Un hacker affirme avoir compromis le site de veille DataViper, sur lequel il aurait récupéré des milliards de données. Mais la majorité de son butin était déjà pratiquement public.

Même un site de détection des fuites peut fuiter. Le 13 juillet, un hacker a contacté plusieurs sites anglophones, dont ZDNet, pour leur annoncer qu’il avait compromis le service de veille sur les fuites de données DataViper. À la clé : 8 200 bases de données dérobées, contenant des milliards de données d’utilisateurs.

DataViper scanne les forums de hackers, le dark web et d’autres coins du web à la recherche de fuites de données. S’il trouve des informations sur ses clients, il va les avertir. Ils pourront ainsi agir en conséquence en changeant leur mot de passe ou en quittant le service concerné par la fuite après suppression de leurs données. DataViper est loin d’être seul à proposer ce service, plusieurs entreprises, comme le français Zataz, font de même.

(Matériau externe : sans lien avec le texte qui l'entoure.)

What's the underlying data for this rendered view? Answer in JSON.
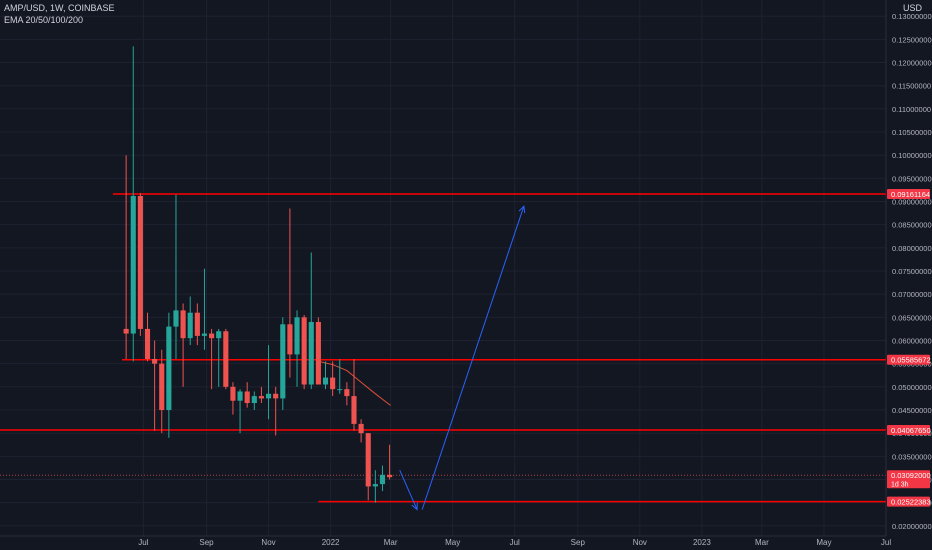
{
  "header": {
    "symbol_line": "AMP/USD, 1W, COINBASE",
    "indicator_line": "EMA 20/50/100/200"
  },
  "currency_label": "USD",
  "colors": {
    "background": "#131722",
    "grid": "#1e2230",
    "up": "#26a69a",
    "down": "#ef5350",
    "level_line": "#ff0000",
    "projection": "#2962ff",
    "ema": "#e04f39",
    "axis_text": "#b2b5be"
  },
  "chart_data": {
    "type": "candlestick",
    "title": "AMP/USD, 1W, COINBASE",
    "y_axis": {
      "ticks": [
        0.02,
        0.025,
        0.03,
        0.035,
        0.04,
        0.045,
        0.05,
        0.055,
        0.06,
        0.065,
        0.07,
        0.075,
        0.08,
        0.085,
        0.09,
        0.095,
        0.1,
        0.105,
        0.11,
        0.115,
        0.12,
        0.125,
        0.13
      ],
      "tick_labels": [
        "0.02000000",
        "0.02500000",
        "0.03000000",
        "0.03500000",
        "0.04000000",
        "0.04500000",
        "0.05000000",
        "0.05500000",
        "0.06000000",
        "0.06500000",
        "0.07000000",
        "0.07500000",
        "0.08000000",
        "0.08500000",
        "0.09000000",
        "0.09500000",
        "0.10000000",
        "0.10500000",
        "0.11000000",
        "0.11500000",
        "0.12000000",
        "0.12500000",
        "0.13000000"
      ],
      "range": [
        0.0178,
        0.1335
      ]
    },
    "x_axis": {
      "tick_labels": [
        "Jul",
        "Sep",
        "Nov",
        "2022",
        "Mar",
        "May",
        "Jul",
        "Sep",
        "Nov",
        "2023",
        "Mar",
        "May",
        "Jul"
      ],
      "tick_dates": [
        "2021-07-01",
        "2021-09-01",
        "2021-11-01",
        "2022-01-01",
        "2022-03-01",
        "2022-05-01",
        "2022-07-01",
        "2022-09-01",
        "2022-11-01",
        "2023-01-01",
        "2023-03-01",
        "2023-05-01",
        "2023-07-01"
      ],
      "range": [
        "2021-02-10",
        "2023-07-01"
      ]
    },
    "candles": [
      {
        "t": "2021-06-14",
        "o": 0.0625,
        "h": 0.1,
        "l": 0.056,
        "c": 0.0615
      },
      {
        "t": "2021-06-21",
        "o": 0.0615,
        "h": 0.1235,
        "l": 0.0555,
        "c": 0.0912
      },
      {
        "t": "2021-06-28",
        "o": 0.0912,
        "h": 0.0918,
        "l": 0.061,
        "c": 0.0625
      },
      {
        "t": "2021-07-05",
        "o": 0.0625,
        "h": 0.066,
        "l": 0.0555,
        "c": 0.056
      },
      {
        "t": "2021-07-12",
        "o": 0.056,
        "h": 0.06,
        "l": 0.0405,
        "c": 0.055
      },
      {
        "t": "2021-07-19",
        "o": 0.055,
        "h": 0.058,
        "l": 0.04,
        "c": 0.045
      },
      {
        "t": "2021-07-26",
        "o": 0.045,
        "h": 0.066,
        "l": 0.039,
        "c": 0.063
      },
      {
        "t": "2021-08-02",
        "o": 0.063,
        "h": 0.0915,
        "l": 0.056,
        "c": 0.0665
      },
      {
        "t": "2021-08-09",
        "o": 0.0665,
        "h": 0.068,
        "l": 0.05,
        "c": 0.0605
      },
      {
        "t": "2021-08-16",
        "o": 0.0605,
        "h": 0.0695,
        "l": 0.059,
        "c": 0.066
      },
      {
        "t": "2021-08-23",
        "o": 0.066,
        "h": 0.068,
        "l": 0.059,
        "c": 0.061
      },
      {
        "t": "2021-08-30",
        "o": 0.061,
        "h": 0.0755,
        "l": 0.058,
        "c": 0.0615
      },
      {
        "t": "2021-09-06",
        "o": 0.0615,
        "h": 0.0625,
        "l": 0.0495,
        "c": 0.0605
      },
      {
        "t": "2021-09-13",
        "o": 0.0605,
        "h": 0.0625,
        "l": 0.05,
        "c": 0.062
      },
      {
        "t": "2021-09-20",
        "o": 0.062,
        "h": 0.0625,
        "l": 0.0495,
        "c": 0.05
      },
      {
        "t": "2021-09-27",
        "o": 0.05,
        "h": 0.051,
        "l": 0.044,
        "c": 0.047
      },
      {
        "t": "2021-10-04",
        "o": 0.047,
        "h": 0.0495,
        "l": 0.04,
        "c": 0.049
      },
      {
        "t": "2021-10-11",
        "o": 0.049,
        "h": 0.051,
        "l": 0.0455,
        "c": 0.0465
      },
      {
        "t": "2021-10-18",
        "o": 0.0465,
        "h": 0.049,
        "l": 0.045,
        "c": 0.048
      },
      {
        "t": "2021-10-25",
        "o": 0.048,
        "h": 0.05,
        "l": 0.0465,
        "c": 0.0475
      },
      {
        "t": "2021-11-01",
        "o": 0.0475,
        "h": 0.059,
        "l": 0.043,
        "c": 0.0485
      },
      {
        "t": "2021-11-08",
        "o": 0.0485,
        "h": 0.05,
        "l": 0.0395,
        "c": 0.0475
      },
      {
        "t": "2021-11-15",
        "o": 0.0475,
        "h": 0.065,
        "l": 0.045,
        "c": 0.0635
      },
      {
        "t": "2021-11-22",
        "o": 0.0635,
        "h": 0.0885,
        "l": 0.052,
        "c": 0.057
      },
      {
        "t": "2021-11-29",
        "o": 0.057,
        "h": 0.0665,
        "l": 0.05,
        "c": 0.065
      },
      {
        "t": "2021-12-06",
        "o": 0.065,
        "h": 0.0655,
        "l": 0.0495,
        "c": 0.0505
      },
      {
        "t": "2021-12-13",
        "o": 0.0505,
        "h": 0.079,
        "l": 0.0495,
        "c": 0.064
      },
      {
        "t": "2021-12-20",
        "o": 0.064,
        "h": 0.065,
        "l": 0.0505,
        "c": 0.0505
      },
      {
        "t": "2021-12-27",
        "o": 0.0505,
        "h": 0.0555,
        "l": 0.0495,
        "c": 0.052
      },
      {
        "t": "2022-01-03",
        "o": 0.052,
        "h": 0.0555,
        "l": 0.048,
        "c": 0.0495
      },
      {
        "t": "2022-01-10",
        "o": 0.0495,
        "h": 0.056,
        "l": 0.0485,
        "c": 0.0495
      },
      {
        "t": "2022-01-17",
        "o": 0.0495,
        "h": 0.051,
        "l": 0.046,
        "c": 0.048
      },
      {
        "t": "2022-01-24",
        "o": 0.048,
        "h": 0.056,
        "l": 0.0405,
        "c": 0.042
      },
      {
        "t": "2022-01-31",
        "o": 0.042,
        "h": 0.043,
        "l": 0.038,
        "c": 0.04
      },
      {
        "t": "2022-02-07",
        "o": 0.04,
        "h": 0.04,
        "l": 0.0255,
        "c": 0.0285
      },
      {
        "t": "2022-02-14",
        "o": 0.0285,
        "h": 0.032,
        "l": 0.025,
        "c": 0.029
      },
      {
        "t": "2022-02-21",
        "o": 0.029,
        "h": 0.033,
        "l": 0.0275,
        "c": 0.031
      },
      {
        "t": "2022-02-28",
        "o": 0.031,
        "h": 0.0375,
        "l": 0.03,
        "c": 0.0305
      }
    ],
    "ema_line": [
      {
        "t": "2021-12-20",
        "v": 0.0555
      },
      {
        "t": "2022-01-03",
        "v": 0.0548
      },
      {
        "t": "2022-01-17",
        "v": 0.0535
      },
      {
        "t": "2022-01-31",
        "v": 0.051
      },
      {
        "t": "2022-02-14",
        "v": 0.0485
      },
      {
        "t": "2022-03-01",
        "v": 0.046
      }
    ],
    "horizontal_levels": [
      {
        "value": 0.09161164,
        "label": "0.09161164",
        "from": "2021-06-01"
      },
      {
        "value": 0.05585672,
        "label": "0.05585672",
        "from": "2021-06-10"
      },
      {
        "value": 0.0406765,
        "label": "0.04067650",
        "from": "2021-02-10"
      },
      {
        "value": 0.02522383,
        "label": "0.02522383",
        "from": "2021-12-20"
      }
    ],
    "current_price": {
      "value": 0.03092,
      "label": "0.03092000",
      "countdown": "1d 3h"
    },
    "projection_arrows": [
      {
        "points": [
          {
            "t": "2022-03-10",
            "v": 0.032
          },
          {
            "t": "2022-03-27",
            "v": 0.0235
          }
        ]
      },
      {
        "points": [
          {
            "t": "2022-04-01",
            "v": 0.0235
          },
          {
            "t": "2022-07-10",
            "v": 0.089
          }
        ]
      }
    ]
  }
}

Un client de DataViper peut chercher ses données dans les fuites récupérées par le service. // Source : DataViper

Mais le site a une particularité : il appartient à Vinny Troia, conférencier, auteur et fondateur de l’entreprise de sécurité Night Lion Security. Le présumé hacker a d’ailleurs pris le nom NightLion pour s’adresser aux journalistes américains, et les a orientés vers un portail sur le dark web intitulé « RIP Vinny Troia ». «  Je vais terminer la carrière entière de cet homme », écrit-il.

De son côté, Vinny Troia a concédé que son site a effectivement été compromis. Mais sur Twitter, il tempère l’importance l’incident : «  tout ce à quoi ils ont eu accès est un environnement de développement. Des bases de données ? Absolument pas ». Il explique que les bases données ne proviennent pas à son site, et que l’opération ne vise qu’à lui porter préjudice. Plus étonnamment, il appelle les personnes intéressées par l’affaire à assister à sa prochaine conférence, qui se tient mercredi, lors de laquelle il va promouvoir son livre…

Des preuves, mais une ampleur encore inconnue

Le hacker présumé détaille la façon dont il s’est introduit sur les serveurs de DataViper. Il explique y avoir passé trois mois, pendant lesquels il aurait exfiltré les fuites de données. Pour preuve, il liste les 8 225 bases de données concernées, ainsi que des échantillons de ces fuites compilés dans 482 fichiers à télécharger.

En parallèle, il a mis en vente sur une plateforme du dark web les 50 plus grosses bases de données de la fuite. Elles sont étiquetées Ubisoft, Epic Games (Fortnite) ou encore Instagram, et comptent chacune plusieurs millions de données.

Seule une petite partie des données aurait de la valeur

Seulement, leur valeur pourrait être nulle. Les services comme DataViper compilent surtout des fuites déjà rendues publiques (par exemple sur HaveIBeenPwned) et connues par les acteurs du secteur. D’après Vinny Troia, ces données pourraient même venir d’autres serveurs, et non de ceux de DataViper.

Pour ZDNet, qui a eu accès aux données, la majorité des bases de données sont vieilles de plusieurs années, et n’ont donc plus de valeur, soit car elles sont connues, soit car les données ne sont plus à jour. Mais le site américain précise qu’il enquête sur certaines d’entre elles, qui semblent nouvelles.

Vinny Troia, victime de vengeance ?

Vinny Troia a enquêté sur les communautés de hackers qui revendiqueraient la fuite. Il a publié ses résultats dans son livre, et ce hacking contre son service serait donc une vengeance de la part des cybercriminels. « J’ai littéralement détaillé un scénario entier dans mon livre sur comment je leur ai donné accès à mon serveur web afin de récupérer leurs adresses IP. Ils n’apprennent pas », se vante-t-il. Il théorise que les hackers veulent s’attaquer à sa réputation avant qu’il ne parle d’eux lors de sa prochaine conférence.

Déjà en mars, peu après la publication du livre de Vinny Troia, un script automatique avait supprimé plus de 25 000 bases de données ouvertes. Il laissait comme trace sur ces serveurs la signature « nightlionsecurity », le nom de l’entreprise du chercheur, sans demander de rançon. Troia avait alors assuré qu’il s’agissait d’une manœuvre diffamatoire contre sa personne, à cause de son travail sur les hackers. « C’est une piste, mais nous n’avons aucune preuve », expliquait alors à Numerama, John Wethington, cofondateur de Condition Black, qui avait découvert le script malveillant. « D’autres personnes soupçonnent Vinny Troia, le fondateur de Night Lion, d’avoir fait la manipulation lui-même pour faire la promotion de son livre sorti un mois plus tôt. C’est difficile de trancher.  » Peut-être que l’examen des bases de données pourra mettre un terme à ce débat.